Albert flinched. “I… I didn’t know. They said they were with the Forest Service themselves.”
He was lying. Daniel crossed his arms and waited until Albert’s eyes slid away from his. “They’re coming up to wreck the greenhouse tonight. If you’re there, they might even kill you.”
“No.” Albert had gone white. “Maybe… maybe some of them are getting used… for the wrong purpose. But they’re getting planted. They’re growing. And I’ve made them… hardier. They’ll survive this time. Do you know how hard that was to do? I’m as good as your mother. I am. She wouldn’t run from me, now.”
Daniel looked at his angry, pleading face, and pitied him. You’ll never understand her, he thought sadly. “Keri has an old pickup that runs. You’ll have to buy gas, though.”
“I don’t believe any of this crap.”
Daniel shrugged and started to walk away.
“Wait.” Breathing hard, Albert ran after him. “All right. I’ll go with Keri. Taking her along is the price, right?”
“Uh-huh.” Daniel smiled.
Albert mumbled something under his breath, but he nodded once, jerkily. “All right,” he said. “I can probably get her a scholarship year at the school of art. If she doesn’t keep her grades up, I can’t help her.”
“She’ll keep her grades up,” Daniel said. “Her cabin is this way.”
He came back through the clearing just before dawn. Albert had gotten very quiet when he looked at Keri’s paintings. He wasn’t taking her along just because Daniel had coerced him. Not anymore. Maybe it would mean something to him, to have discovered a famous artist. It would give Keri the start she needed. He didn’t doubt that she would take it from there— even with a child. Keri had been reluctant, but not very.
In the graying light, the stallion scented the wind, testing for cougar. Daniel shed the daypack he was wearing, opened it and fished out the small plants it contained, cupping them lovingly.
People from town had destroyed the greenhouse during the night, but he had found these among the wrecked benches and broken equipment. Tiny green flowers peeped from among the leaves. The orchids his mother had showed him. They were nothing special to look at. As he scooped shallow holes beneath the horses and tucked the plants into the moist dirt around their hooves, he wondered briefly if Albert would ever find out that it was Daniel who had told people in town about his plants.
He didn’t care.
He straightened slowly. The horses were finished. Unexpected tears stung his eyes, because he wished they were his—that he had talent like Keri. As he stepped back, he felt his mother’s ghost. It surrounded him for an instant, brushing the edges of his mind with love and sorrow. “You felt them die, didn’t you?” Daniel murmured. The horses, wild tree species, all the plants and animals and people that couldn’t adapt. “Dad was like the horses, wasn’t he? Something from before—something that couldn’t change.” His tears spilled over and the horses blurred, seeming to shift restlessly, as if they would bolt into the woods at any second and vanish. “I’m not like you,” he whispered. “You knew that, too.”
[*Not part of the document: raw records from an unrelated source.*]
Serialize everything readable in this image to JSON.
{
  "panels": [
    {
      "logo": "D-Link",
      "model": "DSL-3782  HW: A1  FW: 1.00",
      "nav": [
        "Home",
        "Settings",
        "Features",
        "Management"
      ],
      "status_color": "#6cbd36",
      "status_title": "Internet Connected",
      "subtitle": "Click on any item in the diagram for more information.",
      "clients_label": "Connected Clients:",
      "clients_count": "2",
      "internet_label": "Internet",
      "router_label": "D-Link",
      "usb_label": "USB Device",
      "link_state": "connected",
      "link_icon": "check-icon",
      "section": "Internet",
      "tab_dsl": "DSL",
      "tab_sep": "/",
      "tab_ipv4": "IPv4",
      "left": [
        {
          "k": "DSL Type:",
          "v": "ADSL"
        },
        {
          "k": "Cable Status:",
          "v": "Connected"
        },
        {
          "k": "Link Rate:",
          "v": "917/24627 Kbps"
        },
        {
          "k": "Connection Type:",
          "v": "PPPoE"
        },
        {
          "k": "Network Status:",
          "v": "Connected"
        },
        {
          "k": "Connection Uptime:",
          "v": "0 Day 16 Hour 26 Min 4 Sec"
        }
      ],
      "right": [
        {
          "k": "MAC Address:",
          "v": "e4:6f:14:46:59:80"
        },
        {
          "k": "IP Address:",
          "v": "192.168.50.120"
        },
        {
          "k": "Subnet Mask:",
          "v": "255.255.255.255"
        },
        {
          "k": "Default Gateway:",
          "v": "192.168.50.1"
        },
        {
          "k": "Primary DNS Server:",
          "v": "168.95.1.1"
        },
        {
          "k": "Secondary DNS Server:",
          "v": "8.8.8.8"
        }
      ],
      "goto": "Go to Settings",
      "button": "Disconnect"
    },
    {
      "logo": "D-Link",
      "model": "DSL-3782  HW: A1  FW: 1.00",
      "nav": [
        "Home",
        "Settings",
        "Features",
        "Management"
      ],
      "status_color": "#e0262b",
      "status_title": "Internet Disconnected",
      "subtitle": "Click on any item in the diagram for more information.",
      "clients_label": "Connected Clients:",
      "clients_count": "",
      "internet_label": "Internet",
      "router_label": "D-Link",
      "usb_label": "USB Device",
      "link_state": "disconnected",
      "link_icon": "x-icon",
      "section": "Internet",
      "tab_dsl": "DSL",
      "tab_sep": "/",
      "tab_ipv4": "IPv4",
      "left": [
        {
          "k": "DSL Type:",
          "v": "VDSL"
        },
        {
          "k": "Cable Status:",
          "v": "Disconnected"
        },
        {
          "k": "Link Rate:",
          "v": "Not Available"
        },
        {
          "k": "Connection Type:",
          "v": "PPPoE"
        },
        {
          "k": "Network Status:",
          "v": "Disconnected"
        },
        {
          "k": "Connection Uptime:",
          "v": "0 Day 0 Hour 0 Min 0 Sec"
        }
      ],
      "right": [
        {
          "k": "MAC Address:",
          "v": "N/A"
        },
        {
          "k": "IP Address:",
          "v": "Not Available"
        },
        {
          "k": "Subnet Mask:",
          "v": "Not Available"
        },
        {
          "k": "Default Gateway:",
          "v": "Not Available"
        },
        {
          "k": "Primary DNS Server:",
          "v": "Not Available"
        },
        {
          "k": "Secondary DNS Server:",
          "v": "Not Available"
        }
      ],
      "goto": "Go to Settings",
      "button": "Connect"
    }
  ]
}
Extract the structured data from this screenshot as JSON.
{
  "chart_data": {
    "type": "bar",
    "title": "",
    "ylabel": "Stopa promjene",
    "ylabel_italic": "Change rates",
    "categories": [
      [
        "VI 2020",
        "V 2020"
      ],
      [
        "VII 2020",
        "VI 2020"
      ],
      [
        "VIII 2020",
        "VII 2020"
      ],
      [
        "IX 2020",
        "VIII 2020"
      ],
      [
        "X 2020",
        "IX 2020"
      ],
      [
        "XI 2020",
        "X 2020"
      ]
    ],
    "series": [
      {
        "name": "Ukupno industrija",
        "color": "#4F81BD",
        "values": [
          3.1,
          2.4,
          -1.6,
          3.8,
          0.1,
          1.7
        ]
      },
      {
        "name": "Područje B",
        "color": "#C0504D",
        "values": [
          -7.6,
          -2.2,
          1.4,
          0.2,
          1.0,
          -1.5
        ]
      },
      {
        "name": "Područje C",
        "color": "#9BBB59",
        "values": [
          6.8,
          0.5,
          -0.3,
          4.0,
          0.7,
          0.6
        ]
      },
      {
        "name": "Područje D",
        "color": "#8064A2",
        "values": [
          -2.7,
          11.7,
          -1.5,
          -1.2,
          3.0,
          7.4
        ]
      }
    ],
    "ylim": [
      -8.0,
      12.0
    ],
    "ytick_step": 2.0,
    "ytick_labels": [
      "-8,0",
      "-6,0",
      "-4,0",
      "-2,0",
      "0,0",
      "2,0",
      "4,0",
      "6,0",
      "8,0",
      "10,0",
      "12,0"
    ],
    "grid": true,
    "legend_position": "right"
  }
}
Her ghost left him suddenly, the way they faded, dissipating on the wind. “Good-bye,” Daniel whispered. “I love you.”
The wind touched his cheek, drying the tears before they could fall. And he turned away, picking up the empty daypack, thinking of his tall powerful brother, who was built like a TV wrestler—thinking about Jess’s face—the way it had looked that last night beneath the porch light. Jess was Albert’s son. Unmistakably so.
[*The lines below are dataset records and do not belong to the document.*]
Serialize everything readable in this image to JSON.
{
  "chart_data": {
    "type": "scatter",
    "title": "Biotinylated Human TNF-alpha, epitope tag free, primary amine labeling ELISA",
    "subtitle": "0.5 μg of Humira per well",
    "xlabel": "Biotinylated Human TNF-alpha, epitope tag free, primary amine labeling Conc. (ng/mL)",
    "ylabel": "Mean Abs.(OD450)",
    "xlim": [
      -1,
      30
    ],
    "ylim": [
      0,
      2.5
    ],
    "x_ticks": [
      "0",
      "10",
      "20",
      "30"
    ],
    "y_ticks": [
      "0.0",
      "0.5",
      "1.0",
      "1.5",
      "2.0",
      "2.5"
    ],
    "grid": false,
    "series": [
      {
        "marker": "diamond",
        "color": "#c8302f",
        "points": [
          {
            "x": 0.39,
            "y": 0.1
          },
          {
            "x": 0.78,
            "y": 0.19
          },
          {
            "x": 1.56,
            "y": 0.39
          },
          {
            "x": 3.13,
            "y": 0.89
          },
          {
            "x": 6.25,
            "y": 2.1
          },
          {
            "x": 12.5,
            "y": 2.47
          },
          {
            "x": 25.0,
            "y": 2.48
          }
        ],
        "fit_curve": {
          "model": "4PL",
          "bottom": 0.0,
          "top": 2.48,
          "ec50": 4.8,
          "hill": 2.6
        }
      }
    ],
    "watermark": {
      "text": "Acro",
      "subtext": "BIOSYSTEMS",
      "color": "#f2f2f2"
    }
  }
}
He started home, tired, to tell Jess that Keri was gone. He and Dad would go out on the Wallowah contract, and maybe Jess really would go to work for a Preserve, because he wasn’t like Dad. He could change.
Clouds were boiling up in the west, and the first gusty breath of the coming storm riffled his hair as he reached the plantation trees. They swayed with the gust, and their singing filled his head. He knew, the way he knew things, that when he went back to the clearing, the horses would be gone. Scattered by the wind, you could say. Finished. “Good-bye,” Daniel said again, and felt the faintest brush of fingertips on his face.